Elaborating on the initiative’s main objectives, Friedrich highlighted three main goals:

    • to improve market signals during tight supply conditions so that prices accurately reflect the true state of the grid;
    • to incentivize resource performance and demand reduction; and
    • to align prices with real-time grid conditions across the WEIM.

But two significant hurdles stand in the way of achieving these goals, Friedrich said. The first is the need to address discrepancies in how scarcity pricing applies across different balancing authorities in the market, while the second is the need to identify a “consensus-driven method to scale and anchor penalty prices.”

Market Power Mitigation

Friedrich said CAISO must also change rules around market power mitigation, which prevents the exercise of structural market power when a BAA is price-separated from CAISO.

Three main problems were identified in prior working groups: structural market power may be overestimated in individual BAAs; the CAISO BAA is excluded from the market power mitigation test; and the frequent mitigation during off-peak hours with low prices raises questions about current triggers.

The top priority is to ensure competitive pricing while refining mitigation mechanisms for WEIM and Extended-Day Ahead Market (EDAM) BAAs.

Fast-start Pricing

Friedrich also gave an overview of fast-start pricing, which integrates commitment costs of fast-start resources into market prices.

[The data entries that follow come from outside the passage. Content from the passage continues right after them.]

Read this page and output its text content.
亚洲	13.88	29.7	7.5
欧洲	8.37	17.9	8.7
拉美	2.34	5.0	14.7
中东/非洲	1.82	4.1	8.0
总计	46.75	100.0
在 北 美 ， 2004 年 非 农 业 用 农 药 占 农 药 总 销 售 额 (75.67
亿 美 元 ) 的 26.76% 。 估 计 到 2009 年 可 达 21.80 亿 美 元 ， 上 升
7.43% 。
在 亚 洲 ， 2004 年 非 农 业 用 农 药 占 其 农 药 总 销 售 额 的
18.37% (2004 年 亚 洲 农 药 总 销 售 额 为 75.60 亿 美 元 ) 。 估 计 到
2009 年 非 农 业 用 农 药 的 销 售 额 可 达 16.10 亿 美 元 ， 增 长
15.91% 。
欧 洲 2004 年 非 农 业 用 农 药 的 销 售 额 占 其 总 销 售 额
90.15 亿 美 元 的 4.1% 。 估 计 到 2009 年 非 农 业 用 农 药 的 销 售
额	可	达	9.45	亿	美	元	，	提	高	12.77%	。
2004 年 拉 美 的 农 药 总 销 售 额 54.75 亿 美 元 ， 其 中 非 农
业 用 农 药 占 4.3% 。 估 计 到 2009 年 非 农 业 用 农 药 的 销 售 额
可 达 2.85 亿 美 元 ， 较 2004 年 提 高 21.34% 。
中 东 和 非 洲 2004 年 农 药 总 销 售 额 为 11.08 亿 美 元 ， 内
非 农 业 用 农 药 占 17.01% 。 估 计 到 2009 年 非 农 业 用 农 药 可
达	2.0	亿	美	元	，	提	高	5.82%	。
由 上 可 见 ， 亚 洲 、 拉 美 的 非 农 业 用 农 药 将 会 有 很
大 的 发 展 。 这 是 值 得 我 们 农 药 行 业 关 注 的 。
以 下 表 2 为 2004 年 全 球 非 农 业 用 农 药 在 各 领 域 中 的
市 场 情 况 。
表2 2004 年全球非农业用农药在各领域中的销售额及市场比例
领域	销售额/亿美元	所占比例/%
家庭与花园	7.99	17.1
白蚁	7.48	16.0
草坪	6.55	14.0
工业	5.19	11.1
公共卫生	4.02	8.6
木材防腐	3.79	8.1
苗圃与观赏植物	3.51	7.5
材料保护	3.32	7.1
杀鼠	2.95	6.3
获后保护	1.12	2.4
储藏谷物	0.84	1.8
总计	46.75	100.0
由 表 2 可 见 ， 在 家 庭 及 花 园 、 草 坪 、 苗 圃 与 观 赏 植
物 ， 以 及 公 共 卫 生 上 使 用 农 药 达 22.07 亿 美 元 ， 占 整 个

“Fast-start pricing recognizes that fast-start resources may serve as the marginal resource used to meet the next increment of energy or operating reserves demand,” Friedrich’s presentation said. “However, they often have output levels that prevent them from being fully dispatchable and thus are often ineligible to set the LMP.”

Phase 1 included a stakeholder-requested analysis to determine the potential market impact of fast-start pricing and whether it should be implemented. The analysis demonstrated a “generally moderate” impact, and some stakeholders saw value in continuing to prioritize the topic in discussion, while others didn’t. While members of the working group haven’t reached consensus, they mostly supported a deeper analysis of fast-start pricing.

Supporters of SPP’s Markets+ have pointed to the absence of fast-start pricing as a shortcoming of the EDAM.

The working group’s next Phase 2 meeting is tentatively scheduled for Oct. 23, and the target date for a straw proposal is May 25, 2025.